Ich empfehle es besonders, wenn du offene Informationen, logisches Vorausdenken und kurze Sessions magst. Du solltest es eher überspringen, wenn du starke Zufallsmomente, Multiplayer oder dauernde Abwechslung brauchst. Für alle anderen ist es ein angenehm fokussiertes Kartenspiel von nerByte GmbH, das seinen Reiz nicht durch Lautstärke, sondern durch den nächsten gut gewählten Zug entwickelt.
FAQ
Was ist FreeCell Solitär und wie wird es gespielt?
FreeCell Solitär ist eine klassische Patience-Variante, bei der alle Karten zu Beginn offen auf dem Spielfeld liegen. Ziel ist es, sämtliche Karten nach Farben sortiert und in aufsteigender Reihenfolge auf die Ablagestapel zu verschieben. Freie Zellen dienen als vorübergehender Platz für einzelne Karten. Dadurch hängt der Erfolg stärker von Planung und Strategie als vom Zufall ab.
Ist FreeCell Solitär kostenlos spielbar?
In der Regel kann FreeCell Solitär kostenlos heruntergeladen und gespielt werden. Je nach Version können jedoch Werbeanzeigen eingeblendet oder zusätzliche Funktionen, Designs und werbefreie Spieloptionen kostenpflichtig angeboten werden. Vor der Installation lohnt sich ein Blick auf die Angaben im jeweiligen App Store, insbesondere auf mögliche In-App-Käufe und ein eventuell erforderliches Abonnement.
Benötigt FreeCell Solitär eine Internetverbindung?

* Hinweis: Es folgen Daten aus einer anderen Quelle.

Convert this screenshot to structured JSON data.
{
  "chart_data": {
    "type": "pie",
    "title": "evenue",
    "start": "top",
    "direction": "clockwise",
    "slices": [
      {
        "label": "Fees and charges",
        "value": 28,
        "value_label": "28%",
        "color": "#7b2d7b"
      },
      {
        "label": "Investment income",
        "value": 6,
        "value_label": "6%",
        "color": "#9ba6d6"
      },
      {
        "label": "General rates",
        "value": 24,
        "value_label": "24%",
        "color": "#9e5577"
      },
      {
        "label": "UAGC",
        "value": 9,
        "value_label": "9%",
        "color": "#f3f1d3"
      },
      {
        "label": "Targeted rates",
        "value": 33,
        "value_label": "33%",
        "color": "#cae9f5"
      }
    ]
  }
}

Die grundlegenden Partien lassen sich normalerweise auch ohne aktive Internetverbindung spielen. Das ist praktisch, wenn man unterwegs, im Flugzeug oder an Orten mit schlechtem Empfang spielen möchte. Eine Verbindung kann trotzdem erforderlich sein, wenn Werbung geladen, Statistiken synchronisiert, Käufe verarbeitet oder bestimmte Online-Funktionen genutzt werden. Der genaue Offline-Umfang hängt von der jeweiligen App-Version ab.
Welche Funktionen bietet die FreeCell-Solitär-App?
Neben dem klassischen Kartenspiel enthalten viele FreeCell-Apps hilfreiche Funktionen wie Rückgängig-Schritte, Hinweise, automatische Kartenbewegungen, verschiedene Hintergründe und Kartendesigns sowie Statistiken zu Siegen und Spielzeiten. Manche Versionen bieten tägliche Herausforderungen, mehrere Schwierigkeitsstufen oder eine Funktion zum Neustart abgeschlossener Partien. Wer eine besonders übersichtliche Spielerfahrung bevorzugt, sollte außerdem auf gut lesbare Karten und anpassbare Einstellungen achten.
Ist FreeCell Solitär auch für Anfänger geeignet?
Ja, FreeCell Solitär eignet sich grundsätzlich sehr gut für Anfänger, da alle Karten offen sichtbar sind und viele Apps die Regeln verständlich erklären. Hinweise und Rückgängig-Funktionen erleichtern die ersten Partien zusätzlich. Trotzdem kann das Spiel anspruchsvoll werden, weil jeder Zug spätere Möglichkeiten beeinflusst. Anfänger sollten zunächst freie Zellen sparsam verwenden und Karten möglichst vorausschauend bewegen.